Friday, April 22, 2011

Why does TV hate Easter?

For at least a month yearly TV blasts one thing into our heads: Christmas, Christmas, Christmas. Sit-coms and dramas alike go to extreme lengths to play up the holiday cheer. Major networks cut out special prime-time hours to play perennial Christmas specials that are so old my parents my parents can't remember when they first aired.

But when the most important Christian Holiday rolls around in early spring there’s barely a mention of Easter, except maybe the occasional reference to a creepy guy at the mall in a bunny suit. After frantically searching for Easter-related episodes for weeks on our seasonally-themed TV blog, HolidaySPECIAL, the offerings were paltry.

There were only a few. In 21 years on the air, The Simpsons mentions Easter on two occasions that I can find. The first is in the season 10’s Simpsons Bible Stories episode, when the family is sleeping through a particularly boring Easter sermon (In fact the only hint we have here that its an Easter sermon is that Homer put a chocolate rabbit on the offering plate). Then in Season 20 the show’s opening season tackles an Easter egg hunt, ending with Homer taking revenge on a rabbit-dressed man. This is about as good as it gets for Easter, even from the Simpsons, which last year devoted an entire episode the country of Israel.

This year I couldn’t find a single Easter-themed show airing during the weeks leading up to Easter. Only the traditional "Ten Commandments" film, which has nothing to do with Easter, is airing on ABC the day before the holiday.


So why is it so hard for TV to do Easter? After all, it is the most important holiday on the Christian calendar. While the Christmas birth was a miracle, the Crucifixion and Easter made Jesus a Savior and deity.

Is it the advertising bonanza that Christmas provides? Easter helps sell candy and plastic baskets, but little else. Department stores, electronics retailers and internet shopping sites make a dramatic advertising blitz at Christmas. Many retailers do 20-30 percent of their entire business around the holiday. Average people, Christian and non-Christian both, send out holiday cards by the stack, take lengthy vacations, exchange gifts and prop up a holiday mythos that has more to do with pagan winter rituals than the birth of anyone. There’s money behind Christmas and Easter simply hasn’t cashed in.

Maybe Easter is simply too reverent. Holy Week commemorates a deeply religious time for most Christians, when a young Jewish religious figure turned himself into the literal Savior of the world.

Perhaps the Crucifixion, marked the Friday before Easter, is too bloody, too gruesome. Unlike the deeds around Christmas, there were no wise men, no hopeful shepherds. Instead there were cowardly government officials, demeaning soldiers and an entire mob that gathered to personally witness one of the cruelest and most humiliating formers of capital punishment the world has ever known. Or is it the New Testament account of Jesus rising from the dead on the third day after his death. Perhaps for Christians, its just too dangerous to tinker with such a holy occasion.

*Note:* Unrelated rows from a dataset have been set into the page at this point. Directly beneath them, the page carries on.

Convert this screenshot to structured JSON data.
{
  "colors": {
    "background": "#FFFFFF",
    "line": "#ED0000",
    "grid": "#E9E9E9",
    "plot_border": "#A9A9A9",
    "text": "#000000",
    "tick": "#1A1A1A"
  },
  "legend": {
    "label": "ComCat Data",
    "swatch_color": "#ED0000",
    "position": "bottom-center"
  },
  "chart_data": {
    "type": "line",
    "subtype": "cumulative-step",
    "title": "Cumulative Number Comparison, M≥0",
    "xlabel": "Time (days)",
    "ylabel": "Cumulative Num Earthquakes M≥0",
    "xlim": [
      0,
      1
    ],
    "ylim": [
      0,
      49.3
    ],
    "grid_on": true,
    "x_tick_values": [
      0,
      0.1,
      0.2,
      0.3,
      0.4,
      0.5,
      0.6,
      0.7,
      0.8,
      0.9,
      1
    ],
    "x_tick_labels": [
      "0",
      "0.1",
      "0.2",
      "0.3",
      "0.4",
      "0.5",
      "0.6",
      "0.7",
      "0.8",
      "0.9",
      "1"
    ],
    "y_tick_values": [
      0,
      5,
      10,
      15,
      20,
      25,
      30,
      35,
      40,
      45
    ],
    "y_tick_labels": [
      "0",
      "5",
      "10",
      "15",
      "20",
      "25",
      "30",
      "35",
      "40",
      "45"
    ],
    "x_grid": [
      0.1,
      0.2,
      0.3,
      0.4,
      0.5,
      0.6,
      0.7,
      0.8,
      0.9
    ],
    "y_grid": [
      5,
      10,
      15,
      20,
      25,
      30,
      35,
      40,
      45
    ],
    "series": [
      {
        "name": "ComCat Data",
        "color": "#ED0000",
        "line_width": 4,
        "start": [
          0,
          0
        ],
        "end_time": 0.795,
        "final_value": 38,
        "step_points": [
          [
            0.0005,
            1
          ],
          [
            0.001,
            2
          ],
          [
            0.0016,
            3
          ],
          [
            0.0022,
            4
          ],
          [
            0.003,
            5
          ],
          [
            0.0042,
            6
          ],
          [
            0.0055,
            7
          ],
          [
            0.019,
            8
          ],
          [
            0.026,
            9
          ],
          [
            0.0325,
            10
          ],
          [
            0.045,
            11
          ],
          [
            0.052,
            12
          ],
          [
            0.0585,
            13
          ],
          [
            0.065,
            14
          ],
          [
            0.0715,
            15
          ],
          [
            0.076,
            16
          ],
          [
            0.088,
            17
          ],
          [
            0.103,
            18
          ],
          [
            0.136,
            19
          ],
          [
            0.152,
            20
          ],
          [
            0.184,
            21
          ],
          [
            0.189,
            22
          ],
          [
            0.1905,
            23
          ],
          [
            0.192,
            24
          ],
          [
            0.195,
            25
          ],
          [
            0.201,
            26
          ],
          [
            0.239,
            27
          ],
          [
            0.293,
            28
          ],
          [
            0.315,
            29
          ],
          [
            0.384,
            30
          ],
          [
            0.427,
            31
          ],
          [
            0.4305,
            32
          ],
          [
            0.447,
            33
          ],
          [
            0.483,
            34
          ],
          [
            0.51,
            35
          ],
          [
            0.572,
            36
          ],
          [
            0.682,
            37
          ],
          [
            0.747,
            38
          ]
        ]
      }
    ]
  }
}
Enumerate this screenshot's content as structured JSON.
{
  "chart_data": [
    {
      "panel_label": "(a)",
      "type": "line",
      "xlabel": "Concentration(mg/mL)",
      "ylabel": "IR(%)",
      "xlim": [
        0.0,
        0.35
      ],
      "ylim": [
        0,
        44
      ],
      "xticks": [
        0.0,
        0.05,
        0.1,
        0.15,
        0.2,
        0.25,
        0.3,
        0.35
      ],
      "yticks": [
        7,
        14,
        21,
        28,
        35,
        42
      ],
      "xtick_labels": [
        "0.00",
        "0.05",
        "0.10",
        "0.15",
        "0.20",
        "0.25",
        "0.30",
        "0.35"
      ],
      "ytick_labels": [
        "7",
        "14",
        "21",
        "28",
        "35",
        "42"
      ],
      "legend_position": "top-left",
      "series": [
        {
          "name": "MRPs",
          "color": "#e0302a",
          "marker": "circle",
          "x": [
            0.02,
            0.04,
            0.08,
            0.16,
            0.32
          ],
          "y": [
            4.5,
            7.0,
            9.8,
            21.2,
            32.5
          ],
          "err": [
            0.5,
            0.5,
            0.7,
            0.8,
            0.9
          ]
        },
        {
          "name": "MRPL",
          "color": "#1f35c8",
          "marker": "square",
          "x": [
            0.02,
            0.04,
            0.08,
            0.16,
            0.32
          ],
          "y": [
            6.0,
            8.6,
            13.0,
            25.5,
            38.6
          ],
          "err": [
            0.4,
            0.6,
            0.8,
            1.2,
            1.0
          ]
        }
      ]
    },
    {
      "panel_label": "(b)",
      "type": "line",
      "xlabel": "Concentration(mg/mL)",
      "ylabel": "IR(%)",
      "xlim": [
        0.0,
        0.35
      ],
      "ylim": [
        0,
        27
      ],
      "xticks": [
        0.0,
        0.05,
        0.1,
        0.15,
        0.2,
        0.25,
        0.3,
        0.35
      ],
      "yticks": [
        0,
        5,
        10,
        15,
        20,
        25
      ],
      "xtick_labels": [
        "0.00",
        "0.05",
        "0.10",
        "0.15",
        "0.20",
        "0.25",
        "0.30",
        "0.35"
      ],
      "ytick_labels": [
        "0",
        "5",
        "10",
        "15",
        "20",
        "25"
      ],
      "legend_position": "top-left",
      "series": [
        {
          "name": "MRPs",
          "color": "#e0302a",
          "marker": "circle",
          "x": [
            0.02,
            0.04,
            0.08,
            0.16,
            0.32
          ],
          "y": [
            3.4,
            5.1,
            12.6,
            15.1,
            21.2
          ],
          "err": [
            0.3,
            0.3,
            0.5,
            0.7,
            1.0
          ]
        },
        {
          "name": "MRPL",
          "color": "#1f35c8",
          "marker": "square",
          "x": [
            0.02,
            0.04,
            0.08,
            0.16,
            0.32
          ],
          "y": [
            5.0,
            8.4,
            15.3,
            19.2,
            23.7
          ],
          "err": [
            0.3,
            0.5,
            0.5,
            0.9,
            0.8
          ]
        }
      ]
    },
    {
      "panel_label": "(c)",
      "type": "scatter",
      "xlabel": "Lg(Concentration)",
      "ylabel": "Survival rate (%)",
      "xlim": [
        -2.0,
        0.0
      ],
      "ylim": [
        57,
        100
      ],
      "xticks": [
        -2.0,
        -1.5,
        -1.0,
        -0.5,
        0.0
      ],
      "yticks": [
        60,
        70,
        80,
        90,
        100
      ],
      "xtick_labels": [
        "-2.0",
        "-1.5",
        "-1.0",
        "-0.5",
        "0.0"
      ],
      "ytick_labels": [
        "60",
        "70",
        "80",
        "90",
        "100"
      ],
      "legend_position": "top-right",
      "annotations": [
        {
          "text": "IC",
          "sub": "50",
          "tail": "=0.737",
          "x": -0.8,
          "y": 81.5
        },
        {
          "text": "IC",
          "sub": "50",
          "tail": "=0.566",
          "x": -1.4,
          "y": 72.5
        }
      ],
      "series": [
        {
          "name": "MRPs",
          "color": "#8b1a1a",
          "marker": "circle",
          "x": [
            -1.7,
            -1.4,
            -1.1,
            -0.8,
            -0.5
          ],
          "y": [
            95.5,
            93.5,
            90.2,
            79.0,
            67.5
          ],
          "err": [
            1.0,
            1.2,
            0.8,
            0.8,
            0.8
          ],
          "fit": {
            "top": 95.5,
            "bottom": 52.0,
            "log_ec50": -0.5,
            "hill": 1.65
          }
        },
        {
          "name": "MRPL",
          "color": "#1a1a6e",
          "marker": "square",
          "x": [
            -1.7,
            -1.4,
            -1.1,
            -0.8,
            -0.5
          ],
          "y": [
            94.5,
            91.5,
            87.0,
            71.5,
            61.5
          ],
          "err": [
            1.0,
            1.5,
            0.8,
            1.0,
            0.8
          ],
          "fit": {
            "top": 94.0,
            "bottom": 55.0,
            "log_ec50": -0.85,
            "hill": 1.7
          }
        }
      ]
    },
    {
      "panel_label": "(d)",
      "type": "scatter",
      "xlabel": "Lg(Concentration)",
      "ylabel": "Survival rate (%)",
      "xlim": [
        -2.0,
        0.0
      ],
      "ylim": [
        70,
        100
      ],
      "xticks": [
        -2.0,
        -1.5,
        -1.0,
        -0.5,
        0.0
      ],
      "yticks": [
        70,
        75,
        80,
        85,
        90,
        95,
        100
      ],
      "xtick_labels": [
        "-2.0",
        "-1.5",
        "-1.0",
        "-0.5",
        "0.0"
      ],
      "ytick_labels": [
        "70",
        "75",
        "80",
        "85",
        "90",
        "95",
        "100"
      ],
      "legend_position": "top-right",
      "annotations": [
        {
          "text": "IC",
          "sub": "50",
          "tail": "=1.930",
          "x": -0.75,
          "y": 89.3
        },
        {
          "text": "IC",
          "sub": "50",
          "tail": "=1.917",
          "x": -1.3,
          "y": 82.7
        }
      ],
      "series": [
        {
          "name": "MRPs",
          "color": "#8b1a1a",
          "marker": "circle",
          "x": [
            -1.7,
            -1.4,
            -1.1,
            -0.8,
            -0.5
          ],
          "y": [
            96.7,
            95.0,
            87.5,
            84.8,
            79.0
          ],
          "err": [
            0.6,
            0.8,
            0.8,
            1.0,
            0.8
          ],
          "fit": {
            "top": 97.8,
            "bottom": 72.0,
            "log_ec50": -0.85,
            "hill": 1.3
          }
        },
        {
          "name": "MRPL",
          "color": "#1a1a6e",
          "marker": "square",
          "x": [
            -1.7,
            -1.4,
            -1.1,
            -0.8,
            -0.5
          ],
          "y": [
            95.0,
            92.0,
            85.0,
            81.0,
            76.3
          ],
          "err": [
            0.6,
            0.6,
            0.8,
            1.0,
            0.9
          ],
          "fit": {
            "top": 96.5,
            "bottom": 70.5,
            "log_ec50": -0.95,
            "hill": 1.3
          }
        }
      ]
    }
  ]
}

With Christmas, TV has a rich history and tradition to draw from. There are takes on caroling, gift giving, Santa Claus, Christmas “spirit,” snow and even manger scenes. All can be massaged, twisted and lampooned into a familiar, yet entertaining 22 or 44 minute segment

But for TV, there are dozens of ways to note the holiday without stepping into sacrilege.

Take the existing examples, there’s the Peanuts with their egg coloring antics. South Park has done its irreverent best to rip apart the holiday, although blasphemy is a goal with the show.

One of the few shining examples of a true Easter episode was two hour season first season finale of the depression era drama “The Waltons.” Mother Walton Olivia contracts polio in February experiences an emotional journey involving experimental procedures, doubting doctors and the prospects of life in a wheelchair. The episode, called “An Easter Story,” draws deeply on Easter symbolism, with Olivia miraculously rising from bed on the holiday Sunday morning after a particularly vivid dream. The family even ends the episode by attending Easter services together.

But why not Easter? The missed opportunities are numerous. Take the Easter brunches, silly dresses, goofy multi-colored grass, bunny pictures and often violent egg hunts among children and adults alike.

And even Homer can sneak in a catchy line or two: “Silly rabbit, kicks are for ribs.”